Dans Ballade d’un amour inachevé, Louis-Philippe Dalembert revisite le séisme survenu à Aquila en 2009 qui, en quelques secondes, fit des centaines de victimes et plus de mille blessés. De manière originale, Louis-Philippe Dalembert croise un roman sur la migration, l’identité et ce drame national qui, en Italie, a frappé "avec une égale violence natifs et métèques". 

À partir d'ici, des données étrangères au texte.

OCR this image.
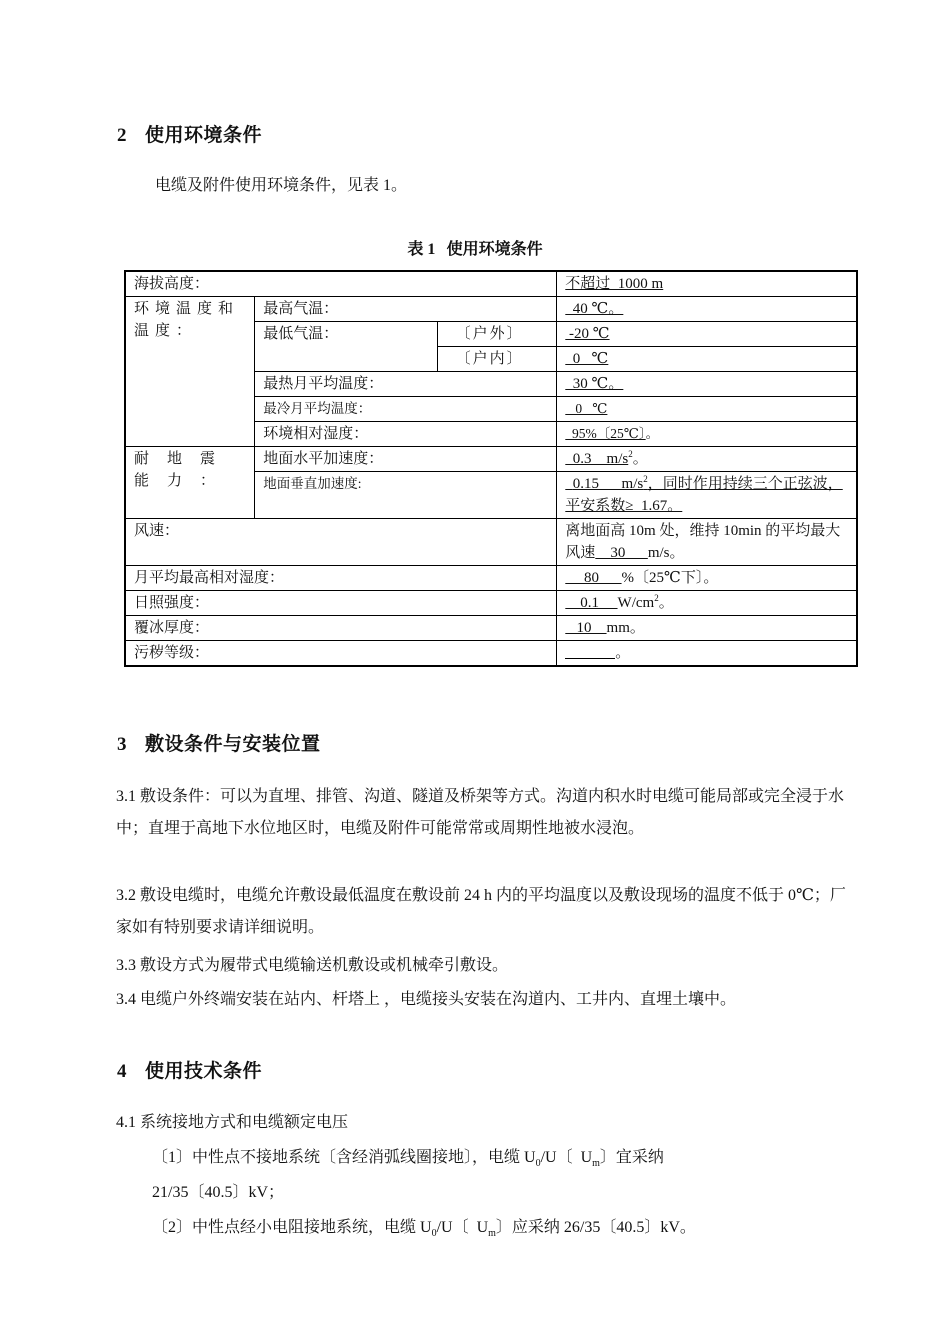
2 使用环境条件
电缆及附件使用环境条件，见表 1。
表 1 使用环境条件
海拔高度：			不超过  1000 m
环境温度和温度：	最高气温：		40 ℃。
	最低气温：	〔户外〕	-20 ℃
		〔户内〕	0   ℃
	最热月平均温度：		30 ℃。
	最冷月平均温度：		0   ℃
	环境相对湿度：		95%〔25℃〕。
耐地震能力：	地面水平加速度：		0.3    $m/s^2$。
	地面垂直加速度:		0.15      $m/s^2$，同时作用持续三个正弦波，平安系数≥  1.67。
风速：			离地面高 10m 处，维持 10min 的平均最大风速    30      m/s。
月平均最高相对湿度：			80      %〔25℃下〕。
日照强度：			0.1     $W/cm^2$。
覆冰厚度：			10    mm。
污秽等级：			。
3 敷设条件与安装位置
3.1 敷设条件：可以为直埋、排管、沟道、隧道及桥架等方式。沟道内积水时电缆可能局部或完全浸于水中；直埋于高地下水位地区时，电缆及附件可能常常或周期性地被水浸泡。
3.2 敷设电缆时，电缆允许敷设最低温度在敷设前 24 h 内的平均温度以及敷设现场的温度不低于 0℃；厂家如有特别要求请详细说明。
3.3 敷设方式为履带式电缆输送机敷设或机械牵引敷设。
3.4 电缆户外终端安装在站内、杆塔上 ，电缆接头安装在沟道内、工井内、直埋土壤中。
4 使用技术条件
4.1 系统接地方式和电缆额定电压
〔1〕中性点不接地系统〔含经消弧线圈接地〕，电缆 $U_0/U$〔  $U_m$〕宜采纳
21/35〔40.5〕kV；
〔2〕中性点经小电阻接地系统，电缆 $U_0/U$〔  $U_m$〕应采纳 26/35〔40.5〕kV。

Nous sommes aux Abruzzes. Azaka, l’"extracomunitario", immigré que l’on peut supposer haïtien, et Mariagrazia forment un couple étonnant, détonnant pour la petite communauté de ce village de montagnards adossé aux Apennins. Le couple mixte "avait amené un vent d’ailleurs au Village des Cipolle". Et pour se faire une idée de l’entreprise, il suffit de rapporter ici l’un des adages du village : "Moglie e buoi dei paesi tuoi", soit, "le conjoint et les vaches, tu les prends de chez toi. Comme ça, tu es sûre de ce que tu mets dans ton assiette et dans ton lit". C’est dire si Mariagrazia "avait belle et bien posé" une "bombe" "en laissant Azaka s’installer dans sa vie". Subversion des corps et du désir. Subversion de la femme.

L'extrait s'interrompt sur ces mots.